Ogni anno, puntuale come le rondini di primavera o le zanzare d’estate, torna lei: la maturità. L’eterno ritorno dell’uguale, direbbe Nietzsche, e avrebbe ragione. È un rituale collettivo che si ripete da generazioni, sempre uguale e sempre diverso, come il mare sotto un cielo che cambia. Stavolta tocca a 12.378 studenti sardi, sedersi sui banchi che presto lasceranno, con la mano che stringe la penna e lo sguardo che finge calma ma rivela battiti accelerati. È l’ultima notte prima degli esami, e anche questo, ormai, è quasi un genere letterario.
Ma la scuola non è più quella dei nostri ricordi, e neppure lo è la società. Le aule si sono svuotate di certezze, riempite di dispositivi elettronici e tagli. Le strutture scricchiolano, i docenti arrancano tra stipendi indegni e burocrazie inutili, mentre le famiglie si rassegnano a una scuola che sempre più spesso è lasciata sola. L’emergenza Covid, che pure ci aveva fatto illudere in una rifondazione, ha invece lasciato dietro di sé solo stanchezza e spazi che odorano di disinfettante e rimpianti. Eppure, anche in mezzo al disincanto, ogni anno si ripresenta quel barlume di speranza, quella sensazione che in fondo qualcosa possa ancora cambiare, almeno nei cuori giovani.
I ragazzi affrontano la prima prova: l’italiano. È il compito per eccellenza, il più temuto e il più citato, il più discusso nei bar e sui giornali. E le tracce di quest’anno sono un piccolo spaccato dell’Italia che fatica a capire sé stessa: Pasolini, con il suo sguardo profetico e rabbioso; Tomasi di Lampedusa, con la malinconia del Gattopardo e la sua eterna massima — che tutto cambi purché nulla cambi. Poi il giudice Borsellino, che parla ai giovani come a un testamento. Indignazione e social, rispetto e ambiente: parole chiave di un’epoca che corre veloce ma inciampa spesso sulla soglia della verità.

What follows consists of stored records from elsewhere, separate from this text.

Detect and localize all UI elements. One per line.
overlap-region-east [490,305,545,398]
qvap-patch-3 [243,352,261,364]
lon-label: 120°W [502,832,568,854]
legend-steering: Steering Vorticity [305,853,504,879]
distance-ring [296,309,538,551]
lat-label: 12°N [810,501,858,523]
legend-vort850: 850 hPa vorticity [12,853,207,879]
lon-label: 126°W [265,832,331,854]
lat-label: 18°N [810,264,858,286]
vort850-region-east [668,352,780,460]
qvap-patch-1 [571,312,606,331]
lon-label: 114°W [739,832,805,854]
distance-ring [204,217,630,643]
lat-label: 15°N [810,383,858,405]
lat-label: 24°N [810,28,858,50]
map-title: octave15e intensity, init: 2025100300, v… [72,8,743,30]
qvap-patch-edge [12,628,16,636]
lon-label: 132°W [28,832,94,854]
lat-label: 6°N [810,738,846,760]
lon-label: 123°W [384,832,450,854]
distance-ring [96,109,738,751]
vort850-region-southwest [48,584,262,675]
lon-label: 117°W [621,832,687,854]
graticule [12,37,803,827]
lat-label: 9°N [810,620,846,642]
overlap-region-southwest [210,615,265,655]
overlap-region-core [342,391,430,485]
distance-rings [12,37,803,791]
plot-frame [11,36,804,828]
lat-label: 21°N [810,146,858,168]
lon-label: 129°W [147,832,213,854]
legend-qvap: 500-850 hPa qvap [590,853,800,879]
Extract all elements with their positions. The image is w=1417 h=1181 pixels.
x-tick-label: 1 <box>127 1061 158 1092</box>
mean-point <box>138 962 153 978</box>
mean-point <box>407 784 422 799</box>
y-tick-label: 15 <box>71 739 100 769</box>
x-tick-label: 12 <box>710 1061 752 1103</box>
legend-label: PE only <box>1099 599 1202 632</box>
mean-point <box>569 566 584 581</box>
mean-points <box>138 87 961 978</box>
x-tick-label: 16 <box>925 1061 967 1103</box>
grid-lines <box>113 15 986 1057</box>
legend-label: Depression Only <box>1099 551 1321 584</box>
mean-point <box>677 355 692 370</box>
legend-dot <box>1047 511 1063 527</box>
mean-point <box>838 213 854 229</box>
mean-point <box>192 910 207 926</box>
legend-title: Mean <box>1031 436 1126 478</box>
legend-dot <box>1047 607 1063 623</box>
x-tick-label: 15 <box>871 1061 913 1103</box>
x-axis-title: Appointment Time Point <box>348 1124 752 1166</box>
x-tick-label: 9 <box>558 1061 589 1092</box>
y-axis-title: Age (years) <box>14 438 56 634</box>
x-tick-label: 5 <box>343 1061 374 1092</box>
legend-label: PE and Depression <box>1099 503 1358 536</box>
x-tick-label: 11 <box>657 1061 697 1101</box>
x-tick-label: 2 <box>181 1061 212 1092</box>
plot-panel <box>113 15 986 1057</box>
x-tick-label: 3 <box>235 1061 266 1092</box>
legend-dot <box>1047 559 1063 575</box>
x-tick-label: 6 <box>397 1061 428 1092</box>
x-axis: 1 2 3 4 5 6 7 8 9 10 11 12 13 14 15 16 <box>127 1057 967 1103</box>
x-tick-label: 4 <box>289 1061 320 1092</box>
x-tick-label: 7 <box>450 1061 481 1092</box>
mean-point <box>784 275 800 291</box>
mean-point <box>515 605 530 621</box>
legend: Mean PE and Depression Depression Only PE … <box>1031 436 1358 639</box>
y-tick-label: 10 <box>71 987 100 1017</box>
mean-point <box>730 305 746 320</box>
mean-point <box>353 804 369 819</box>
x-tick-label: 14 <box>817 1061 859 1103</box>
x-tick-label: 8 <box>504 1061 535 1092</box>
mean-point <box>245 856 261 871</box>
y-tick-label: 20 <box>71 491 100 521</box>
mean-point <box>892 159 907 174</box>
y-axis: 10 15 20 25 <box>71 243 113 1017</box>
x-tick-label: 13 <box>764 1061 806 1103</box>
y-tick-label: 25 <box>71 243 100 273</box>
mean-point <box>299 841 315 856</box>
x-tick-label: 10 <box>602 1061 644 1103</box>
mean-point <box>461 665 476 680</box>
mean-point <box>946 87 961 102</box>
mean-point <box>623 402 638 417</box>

Si dice che molti adulti sognino ancora, di notte, l’esame di maturità. Come se fosse rimasto un conto in sospeso. Perché lì, in quel giugno lontano, si era messo alla prova non solo il sapere, ma il proprio modo di stare al mondo. E si scopre, con amarezza, che forse non si è mai davvero pronti. Si è sempre un po’ in ritardo, un po’ impreparati, un po’ persi. È un sogno che ritorna perché è una porta che non abbiamo mai del tutto chiuso.
Nel frattempo, i dati ci ricordano che la Sardegna guida una classifica amara: quella dei non ammessi, con un 7,1% che grida disagio e solitudine. Le regioni più povere, meno centrali, meno assistite, pagano sempre il prezzo più alto. Ed è lì che la scuola dovrebbe fare di più, dovrebbe essere argine e trampolino. Invece resta spesso un recinto mal custodito, dove le buone volontà si scontrano con l’indifferenza delle istituzioni.
Ma nonostante tutto, ogni maturità è anche un nuovo inizio. È la frattura tra ciò che si è stati e ciò che si potrà essere. È la resa dei conti tra sogni e realtà. Alcuni usciranno con un voto alto e nessuna direzione, altri con un voto mediocre ma un cuore che brucia di idee. E se la scuola ha ancora un senso, è in quella scintilla che nasce tra la parola “rispetto” e il coraggio di indignarsi, tra la voce di un giudice ucciso dalla mafia e la musica che ogni studente ascolta la sera, quando si chiude nella sua stanza a immaginare il futuro.
Perché poi, diciamolo: rifaremmo tutti l’esame di maturità, non per la prova in sé, ma per ciò che rappresentava. Per quella sensazione – unica – di essere sul crinale. Con le paure da ragazzi e la voglia di diventare grandi. Con la penna in mano, il cuore in gola e una sola certezza: che tutto stava per cominciare. E anche oggi, sotto cieli più incerti, quella sensazione ritorna. Sempre.